RECONSRUCTION OF THE PALEOECOLOGY OF PLEISTOCENE LAKE LAHONTAN, HUMBOLDT COUNTY, NEVADA


PREUSCHL, Adric Orion, Geography & Geology, University of Wisconsin at Whitewater, 120 Upham Hall, 800 West Main, Whitewater, WI 53190 and HANGER, Rex A., Geography & Geology, University of Wisconsin-Whitewater, 800 West Main Street, Whitewater, WI 53190, preuschlao15@uww.edu

The Bilk Creek Mountains of Humboldt County in northwestern Nevada contain sporadic outcrops of Late Pleistocene shoreline sediments deposited during the high stand period for Lake Lahontan. As Lake Lahontan is now almost completely evaporated away, these sediments and the fossils they contain are the only reliable record of the ancient environmental conditions and paleoecology of the lake.
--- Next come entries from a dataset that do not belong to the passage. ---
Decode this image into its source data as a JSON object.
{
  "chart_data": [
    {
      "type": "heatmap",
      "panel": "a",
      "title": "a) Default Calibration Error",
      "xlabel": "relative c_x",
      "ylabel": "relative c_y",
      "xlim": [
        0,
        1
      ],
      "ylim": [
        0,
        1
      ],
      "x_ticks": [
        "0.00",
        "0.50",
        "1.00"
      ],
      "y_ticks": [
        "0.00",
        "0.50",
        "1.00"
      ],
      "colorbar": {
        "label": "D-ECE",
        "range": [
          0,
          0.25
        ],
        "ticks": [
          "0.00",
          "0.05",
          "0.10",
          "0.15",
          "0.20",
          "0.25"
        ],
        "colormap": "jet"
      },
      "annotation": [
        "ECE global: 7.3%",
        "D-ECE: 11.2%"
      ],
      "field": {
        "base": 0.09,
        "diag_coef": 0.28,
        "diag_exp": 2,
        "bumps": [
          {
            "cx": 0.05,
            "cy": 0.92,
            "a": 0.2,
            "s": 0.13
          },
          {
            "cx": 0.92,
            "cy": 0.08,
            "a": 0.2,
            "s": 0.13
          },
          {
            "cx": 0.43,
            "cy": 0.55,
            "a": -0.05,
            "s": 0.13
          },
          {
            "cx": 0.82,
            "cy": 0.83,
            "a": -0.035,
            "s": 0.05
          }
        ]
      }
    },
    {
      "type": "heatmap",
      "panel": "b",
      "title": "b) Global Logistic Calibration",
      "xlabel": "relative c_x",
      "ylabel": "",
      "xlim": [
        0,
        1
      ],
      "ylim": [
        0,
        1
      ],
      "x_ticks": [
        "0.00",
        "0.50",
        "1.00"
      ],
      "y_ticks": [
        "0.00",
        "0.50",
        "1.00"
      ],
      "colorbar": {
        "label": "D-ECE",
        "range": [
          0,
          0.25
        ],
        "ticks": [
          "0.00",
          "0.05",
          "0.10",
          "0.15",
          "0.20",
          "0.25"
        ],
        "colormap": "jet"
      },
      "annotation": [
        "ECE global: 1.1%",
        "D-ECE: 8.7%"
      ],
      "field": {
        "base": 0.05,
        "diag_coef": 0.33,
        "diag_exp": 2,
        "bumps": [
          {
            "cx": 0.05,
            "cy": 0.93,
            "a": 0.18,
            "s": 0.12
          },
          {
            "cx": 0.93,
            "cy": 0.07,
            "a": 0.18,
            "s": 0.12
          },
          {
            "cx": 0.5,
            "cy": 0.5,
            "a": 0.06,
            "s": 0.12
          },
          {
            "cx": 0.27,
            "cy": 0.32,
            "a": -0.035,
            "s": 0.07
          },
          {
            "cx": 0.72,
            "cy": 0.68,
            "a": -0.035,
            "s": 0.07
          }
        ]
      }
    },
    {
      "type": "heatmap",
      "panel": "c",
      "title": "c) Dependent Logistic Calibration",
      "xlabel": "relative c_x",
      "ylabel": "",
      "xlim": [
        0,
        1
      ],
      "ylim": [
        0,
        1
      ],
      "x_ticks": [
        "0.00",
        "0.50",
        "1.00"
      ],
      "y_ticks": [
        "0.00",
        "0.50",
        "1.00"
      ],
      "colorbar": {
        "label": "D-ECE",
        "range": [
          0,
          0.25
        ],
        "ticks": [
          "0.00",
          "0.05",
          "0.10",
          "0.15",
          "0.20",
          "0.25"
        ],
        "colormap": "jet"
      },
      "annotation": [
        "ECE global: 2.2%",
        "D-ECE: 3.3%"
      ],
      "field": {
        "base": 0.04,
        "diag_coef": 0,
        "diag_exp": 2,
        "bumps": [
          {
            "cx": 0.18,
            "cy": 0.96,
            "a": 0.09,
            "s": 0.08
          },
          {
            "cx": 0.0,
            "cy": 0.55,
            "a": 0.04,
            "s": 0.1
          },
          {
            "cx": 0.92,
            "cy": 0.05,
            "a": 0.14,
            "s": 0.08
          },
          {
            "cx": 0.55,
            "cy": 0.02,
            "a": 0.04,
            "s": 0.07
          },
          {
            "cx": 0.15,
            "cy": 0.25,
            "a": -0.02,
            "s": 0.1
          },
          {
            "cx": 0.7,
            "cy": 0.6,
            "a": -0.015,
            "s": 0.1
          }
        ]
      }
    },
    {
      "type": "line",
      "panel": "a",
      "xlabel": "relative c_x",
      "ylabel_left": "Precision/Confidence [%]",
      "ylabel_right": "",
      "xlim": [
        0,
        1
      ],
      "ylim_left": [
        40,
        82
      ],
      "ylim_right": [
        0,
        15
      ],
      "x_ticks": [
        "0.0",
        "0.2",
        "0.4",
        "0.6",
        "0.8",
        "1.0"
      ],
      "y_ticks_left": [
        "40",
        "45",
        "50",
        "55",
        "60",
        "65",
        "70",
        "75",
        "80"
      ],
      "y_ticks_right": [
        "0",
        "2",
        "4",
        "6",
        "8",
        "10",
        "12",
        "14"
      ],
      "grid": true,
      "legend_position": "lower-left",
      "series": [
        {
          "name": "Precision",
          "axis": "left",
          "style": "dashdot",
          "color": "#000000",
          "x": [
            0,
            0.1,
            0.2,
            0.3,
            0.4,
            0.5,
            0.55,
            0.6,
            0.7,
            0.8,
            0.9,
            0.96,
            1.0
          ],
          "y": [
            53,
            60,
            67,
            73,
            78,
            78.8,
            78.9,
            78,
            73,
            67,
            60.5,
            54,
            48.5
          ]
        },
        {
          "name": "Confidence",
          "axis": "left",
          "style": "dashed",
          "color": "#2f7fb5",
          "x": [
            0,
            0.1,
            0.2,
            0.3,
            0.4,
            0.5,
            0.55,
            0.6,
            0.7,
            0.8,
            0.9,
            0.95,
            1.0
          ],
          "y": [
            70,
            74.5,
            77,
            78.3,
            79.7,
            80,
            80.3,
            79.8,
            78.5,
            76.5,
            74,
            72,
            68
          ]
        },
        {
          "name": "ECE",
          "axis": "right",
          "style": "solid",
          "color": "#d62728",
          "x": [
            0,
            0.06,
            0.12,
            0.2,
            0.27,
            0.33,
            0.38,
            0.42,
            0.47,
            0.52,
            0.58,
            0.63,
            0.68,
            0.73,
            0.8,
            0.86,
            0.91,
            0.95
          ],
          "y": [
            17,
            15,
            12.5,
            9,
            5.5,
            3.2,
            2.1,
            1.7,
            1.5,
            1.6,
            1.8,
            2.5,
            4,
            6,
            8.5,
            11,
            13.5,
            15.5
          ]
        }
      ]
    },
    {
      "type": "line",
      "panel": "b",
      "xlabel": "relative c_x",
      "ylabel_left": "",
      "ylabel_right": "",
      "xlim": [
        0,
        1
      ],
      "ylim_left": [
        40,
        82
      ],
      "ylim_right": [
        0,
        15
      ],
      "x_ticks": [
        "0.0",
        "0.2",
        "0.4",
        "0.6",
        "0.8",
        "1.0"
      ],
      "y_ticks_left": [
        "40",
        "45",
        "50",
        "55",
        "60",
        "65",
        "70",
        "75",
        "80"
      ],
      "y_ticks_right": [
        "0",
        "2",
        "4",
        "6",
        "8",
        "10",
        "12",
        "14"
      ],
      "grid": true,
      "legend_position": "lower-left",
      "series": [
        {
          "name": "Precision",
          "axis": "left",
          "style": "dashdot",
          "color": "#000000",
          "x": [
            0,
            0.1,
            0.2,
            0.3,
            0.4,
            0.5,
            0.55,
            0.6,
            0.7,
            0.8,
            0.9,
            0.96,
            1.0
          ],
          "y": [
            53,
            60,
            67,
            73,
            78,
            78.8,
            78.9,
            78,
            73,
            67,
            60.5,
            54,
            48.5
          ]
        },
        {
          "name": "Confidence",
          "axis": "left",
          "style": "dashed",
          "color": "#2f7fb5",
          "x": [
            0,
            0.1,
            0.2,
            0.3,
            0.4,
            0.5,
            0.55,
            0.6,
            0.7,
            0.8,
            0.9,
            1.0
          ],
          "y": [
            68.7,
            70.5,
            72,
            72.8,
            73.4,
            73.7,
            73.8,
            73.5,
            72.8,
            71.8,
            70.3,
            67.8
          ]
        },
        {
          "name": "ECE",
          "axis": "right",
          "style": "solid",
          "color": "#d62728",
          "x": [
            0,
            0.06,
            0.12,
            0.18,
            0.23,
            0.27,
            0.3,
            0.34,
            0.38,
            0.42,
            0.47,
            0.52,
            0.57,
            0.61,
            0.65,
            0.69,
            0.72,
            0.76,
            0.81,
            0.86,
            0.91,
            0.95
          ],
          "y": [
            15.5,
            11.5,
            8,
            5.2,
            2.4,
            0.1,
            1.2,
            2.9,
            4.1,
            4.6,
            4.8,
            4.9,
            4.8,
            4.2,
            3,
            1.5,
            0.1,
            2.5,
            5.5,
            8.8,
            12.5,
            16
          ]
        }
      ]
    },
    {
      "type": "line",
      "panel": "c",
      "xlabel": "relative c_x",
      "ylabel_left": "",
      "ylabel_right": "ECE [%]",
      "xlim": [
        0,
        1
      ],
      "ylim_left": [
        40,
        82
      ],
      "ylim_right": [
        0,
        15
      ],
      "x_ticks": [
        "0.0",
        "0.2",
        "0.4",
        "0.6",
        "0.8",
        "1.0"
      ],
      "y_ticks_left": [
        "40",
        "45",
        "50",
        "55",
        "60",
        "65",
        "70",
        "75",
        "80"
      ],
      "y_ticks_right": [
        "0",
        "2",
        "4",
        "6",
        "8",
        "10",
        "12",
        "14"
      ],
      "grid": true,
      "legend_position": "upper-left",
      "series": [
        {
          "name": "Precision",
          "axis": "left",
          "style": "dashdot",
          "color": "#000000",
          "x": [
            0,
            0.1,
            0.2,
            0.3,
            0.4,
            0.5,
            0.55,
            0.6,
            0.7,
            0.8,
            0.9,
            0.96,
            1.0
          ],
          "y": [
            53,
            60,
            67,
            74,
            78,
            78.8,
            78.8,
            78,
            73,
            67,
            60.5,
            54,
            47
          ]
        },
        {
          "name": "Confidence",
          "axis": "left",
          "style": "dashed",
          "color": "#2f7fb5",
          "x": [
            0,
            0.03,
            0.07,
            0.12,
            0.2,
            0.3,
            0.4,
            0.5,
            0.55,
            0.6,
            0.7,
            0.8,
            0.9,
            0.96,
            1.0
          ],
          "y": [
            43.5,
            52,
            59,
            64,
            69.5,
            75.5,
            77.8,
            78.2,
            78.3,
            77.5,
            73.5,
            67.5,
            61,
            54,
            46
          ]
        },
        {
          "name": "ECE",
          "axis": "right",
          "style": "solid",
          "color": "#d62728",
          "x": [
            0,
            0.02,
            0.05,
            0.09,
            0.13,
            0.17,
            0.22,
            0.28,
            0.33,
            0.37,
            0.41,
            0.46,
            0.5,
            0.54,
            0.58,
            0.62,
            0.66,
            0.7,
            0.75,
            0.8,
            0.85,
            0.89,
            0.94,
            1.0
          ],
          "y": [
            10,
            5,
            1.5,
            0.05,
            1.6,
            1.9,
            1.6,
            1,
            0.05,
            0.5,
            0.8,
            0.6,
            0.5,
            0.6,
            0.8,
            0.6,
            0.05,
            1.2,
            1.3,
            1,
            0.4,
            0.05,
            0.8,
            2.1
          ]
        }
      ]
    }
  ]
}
Previous sampling of these deposits revealed the presence of a Molluscan-dominated fauna composed of the gastropods Gyraulus parvus, Valvata virens, and Amnicola longinqua, and the bivalve Pisidium ultramontanum. The 12.5 kg sample yielded 2,962 individual fossils for a fossil density of 4.22 fossils/gram. The sample was dominated by the planispiral, cosmopolitan gastropod, G. parvus, which comprised over 67% of all individuals. Pleistocene lake faunas with the low-density and high dominance signature differ greatly from coeval lake deposits from the upper Midwest, such as Lake Scuppernong of southeastern Wisconsin. Such differences are normally interpreted to reflect paleoclimatic variations, but without accurate age determination, temporal variation cannot be falsified. In addition, the study of Lake Lahontan’s paleoecology establishes a pre-human base-line with which to compare the modern ecologies of extant lakes. The Lake Lahontan fossils are assumed to be between twelve and eighteen-thousand years old, but have never been dated by any radiometric means. Reconnaissance work in Nevada revealed the presence of strandline concentrations of the common fossils fauna – dating these fossils can determine the genuine highstand age of the lake. Preliminary sampling of these fossils from 5.8 kg of sediment has yielded 1594 individuals (for a fossil density of 0.2 fossils/gram), but these results will be greatly enhanced once a definitive date has been determined for the fossils via radiometric dating to be performed by Beta Analytic labs.